Evidently it wasn't.
And was I wrong?
MsJack wrote:This isn't even counting all of the examples from our 9/12/2012 private correspondence, of which there were quite a few.
You wouldn't be, um, "dropping hints" about the contents of that correspondence, would you?
MsJack wrote:Pahoran wrote:You seem to have misunderstood what I wrote.
You seem to misunderstand English syntax. If I say, "Your room is a mess," and you reply, "As is yours," that means you are agreeing that your own room is a mess, but trying to deflect the charge with a
tu quoque.
So, a review: I said, "your abusive behavior will stay between the two of us," to which you replied, "As will yours." That you were abusive towards me is correct, but your
tu quoque is false.
Still cheerfully oblivious to your own faults, I see.
Rather than get into a ridiculous "yes-it-is-no-it-isn't" merry-go-round that would never end, I chose to remind you that your contributions were not as squeaky clean as you seem to imagine. That you chose to pounce on it and milk it as an admission shows just exactly how much of a good faith effort you are making here.
MsJack wrote:Pahoran wrote:Have a look back over this thread. Re-read your PM's to me. Then tell me: should I take your writings as an example of soft answers that turn away wrath?

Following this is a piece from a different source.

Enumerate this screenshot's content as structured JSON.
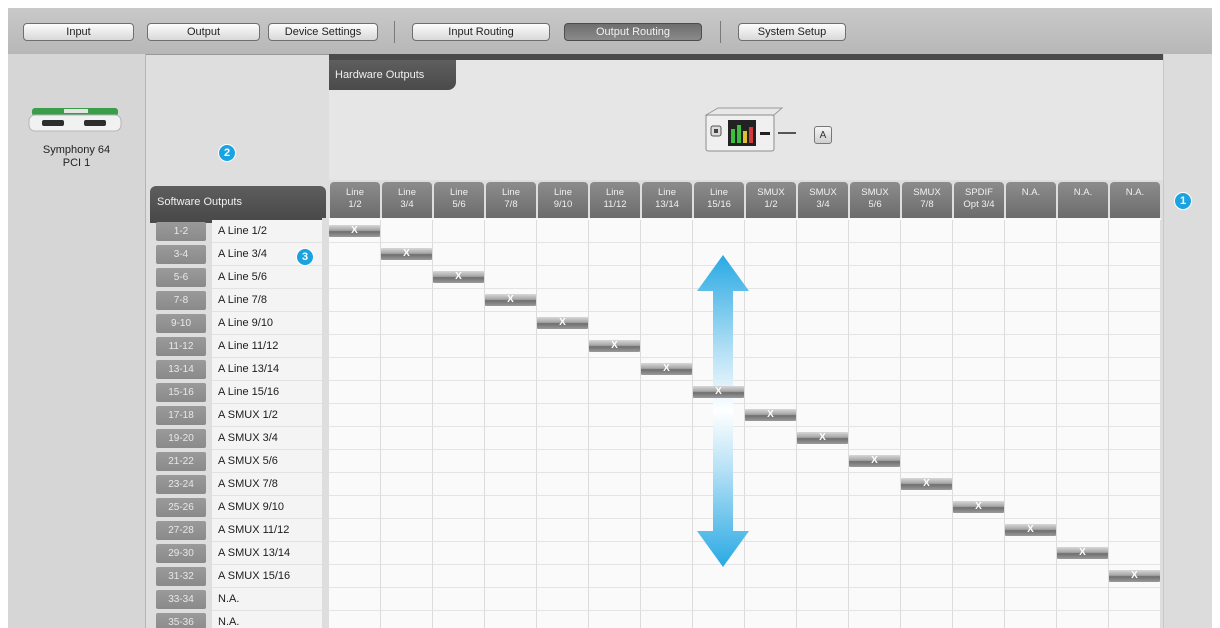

Because of our tumultuous history, I was very careful to make sure that my initial PM (and the two edits that I made to it) were polite and clinical. If I recall correctly, my ticket to the moderators at MDDB in May was polite and clinical as well. So yes, my initial PM to you and at least the one that followed it absolutely represent examples of soft answers meant not to incite.
That wasn't the case for either this thread or my blog post.
Thank you for admitting that. So in fact you haven't practice what you tried to preach to me, have you?
MsJack wrote:While inciting was not my goal, peacemaking was not it, either. With my blog post, I wanted to note that the outcry over Scratch's posting of Dan's correspondence represented a bit of hypocrisy where Dan's friends are concerned. With this thread, I wanted to set the record straight on what I really said to you in private over the summer of 2010 (and what you said to me to provoke it).
You are of course free to keep responding, but as far as the main issue of your posting of my private correspondence goes, I don't feel that we have anything further to discuss.
Of course not. In reality, you haven't been interested in discussing anything with me. You just wanted to say your piece; actually listening to what was said to you was never part of the program, was it?